# Birdhouse Ornaments



## jttheclockman (Dec 25, 2006)

These are my very first turnings off my midi lathe. I think I am going to like this turning stuff.


----------



## leatherjunkie (Dec 25, 2006)

[]WOW[]
they look great


----------



## jaywood1207 (Dec 25, 2006)

Great job John.  Looks like you are just as good on the lathe as you are on the scrollsaw.


----------



## BigRob777 (Dec 25, 2006)

All I can say is "Next Year!!!"  Trays take too long.  Those are quite nice.
Rob


----------



## penhead (Dec 26, 2006)

Very nice John T.

Did you dye some of that wood (like the red one and the blue one) or is that somehow natural..??


----------



## jttheclockman (Dec 26, 2006)

Yes I did dye a few to see what they would look like. I dyed green,blue and  pink. Those happened to sell the first so that maybe something to consider next year. The wood was maple burl. All the rest are natural colored woods. I made about 50 of these when I was in the birdhouse mode. They are fun to make.

Just wanted to thank all for their kind words.


----------



## kent4Him (Dec 27, 2006)

Very nice John.  You've really got that egg shape down.  You may want to get a copy of Dick Sing's book on birdhouse ornaments to give you some more ideas.  I'm not saying there is anything wrong with what you've done, but I know I am always looking for new ideas on the birdhouses.


----------



## pete00 (Dec 27, 2006)

> _Originally posted by jttheclockman_
> <br />
> I think I am going to like this turning stuff.

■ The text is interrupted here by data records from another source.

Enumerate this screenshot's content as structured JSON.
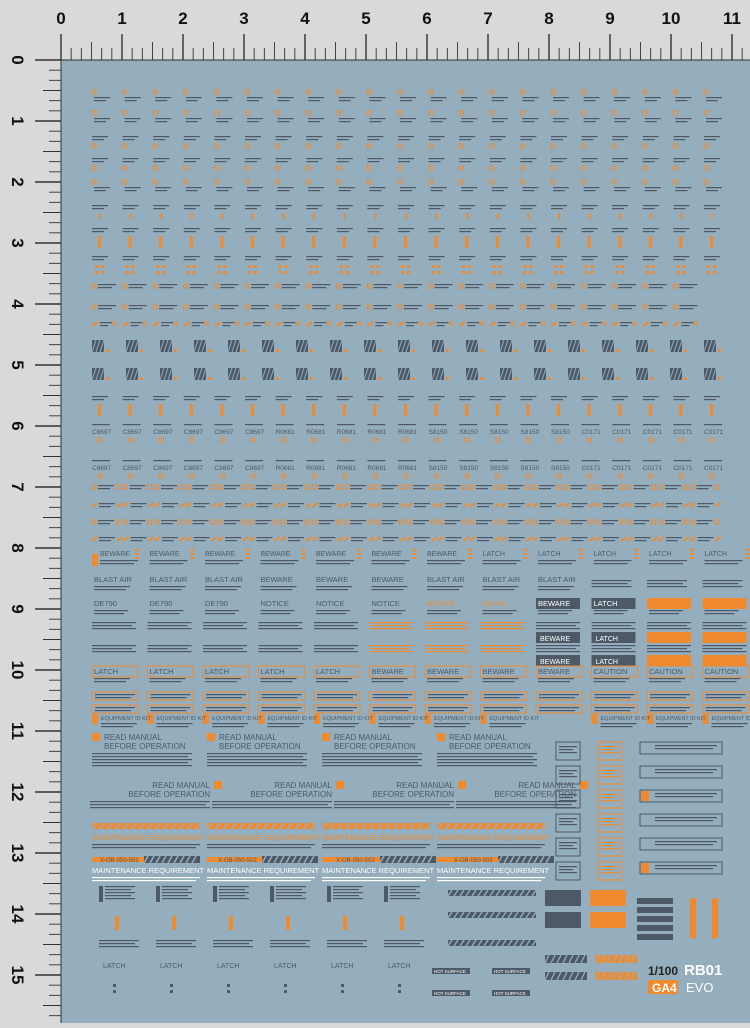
{
  "ruler": {
    "top_numbers": [
      "0",
      "1",
      "2",
      "3",
      "4",
      "5",
      "6",
      "7",
      "8",
      "9",
      "10",
      "11"
    ],
    "left_numbers": [
      "0",
      "1",
      "2",
      "3",
      "4",
      "5",
      "6",
      "7",
      "8",
      "9",
      "10",
      "11",
      "12",
      "13",
      "14",
      "15"
    ]
  },
  "colors": {
    "sheet": "#94aebd",
    "ruler_bg": "#d9d9d9",
    "ink": "#4d5966",
    "accent": "#f08a2e",
    "white": "#ffffff"
  },
  "decals": {
    "rows_codes": [
      "C8697",
      "R0681",
      "S8150",
      "C0171"
    ],
    "beware": "BEWARE",
    "latch": "LATCH",
    "blast_air": "BLAST AIR",
    "notice": "NOTICE",
    "de790": "DE790",
    "caution": "CAUTION",
    "equipment": "EQUIPMENT ID KIT",
    "read_manual_1": "READ MANUAL",
    "read_manual_2": "BEFORE OPERATION",
    "maintenance": "MAINTENANCE REQUIREMENT",
    "hot_surface": "HOT SURFACE",
    "code_strip": "X-OB-050-502"
  },
  "brand": {
    "scale": "1/100",
    "logo": "RB01",
    "series": "EVO",
    "code": "GA4"
  }
}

I thinnk im going like looking at your turning stuff...[][]


----------



## RogerGarrett (Dec 27, 2006)

I love 'em.  They'll sell like hotcakes.

I'm assuming they are hollow?

Best,
Roger Garrett


----------



## jttheclockman (Dec 27, 2006)

Roger

Yes they are hollowed out and as far as selling like hot cakes, well that was not the case this past fall craft season. The very first show I did I sold 20 and then the next 2 shows I sold a total of 5 more. Never could figure out the craft show thing. Very fickle.


----------



## ed4copies (Dec 27, 2006)

> _Originally posted by jttheclockman_
> <br />Roger
> 
> Yes they are hollowed out and as far as selling like hot cakes, well that was not the case this past fall craft season. The very first show I did I sold 20 and then the next 2 shows I sold a total of 5 more. Never could figure out the craft show thing. Very fickle.



Roger,

They know what you have made.  Then they decide they WANT something else!!  (Tongue in cheek, but it sure happens!!)


----------



## ed4copies (Dec 27, 2006)

Duh, the reason I started to post was to congratulate you -COOL houses!!!


----------



## woodmanplus (Dec 31, 2006)

Very nice John. Glad to a scroller over here. This fall has been a bummer her in our area,so don't feel bad.[]


----------



## bob393 (Jan 2, 2007)

WoW Really nice work!


----------